The pancreas is the organ that secretes trypsin.
Trypsin is a crucial enzyme for protein digestion, but it isn't secreted in its active form. Instead, the pancreas releases an inactive precursor called trypsinogen. This prevents the enzyme from digesting the proteins within the pancreas itself.
Here's a breakdown of the process:
- Production: The pancreatic acinar cells synthesize and package trypsinogen into zymogen granules.
- Secretion: Upon stimulation (e.g., by hormones like cholecystokinin), the pancreas secretes trypsinogen into the pancreatic duct, which empties into the duodenum (the first part of the small intestine).
- Activation: In the duodenum, an enzyme called enteropeptidase (or enterokinase), which is produced by the duodenal mucosa, cleaves trypsinogen to form active trypsin.

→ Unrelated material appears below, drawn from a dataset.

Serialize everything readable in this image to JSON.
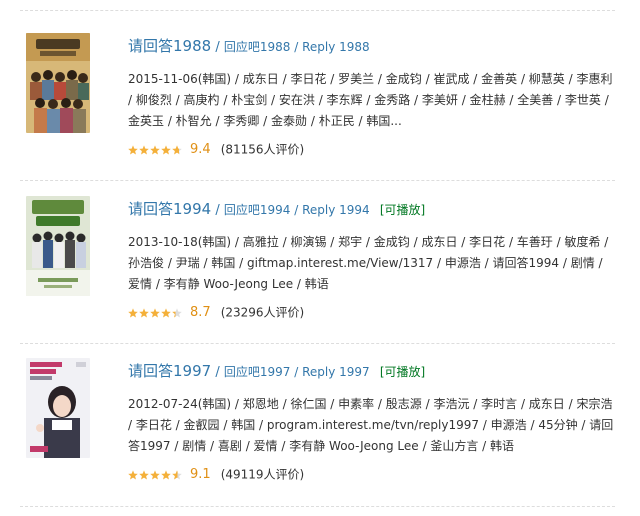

- Function: Active trypsin then catalyzes the hydrolysis of peptide bonds, breaking down larger proteins into smaller peptides and amino acids, facilitating their absorption. Trypsin also activates other pancreatic proenzymes like chymotrypsinogen and procarboxypeptidase, further contributing to protein digestion.
Because trypsin is specifically produced by the pancreas, it serves as an important marker for pancreatic function. Measuring trypsin levels can help diagnose pancreatic disorders such as pancreatitis or cystic fibrosis.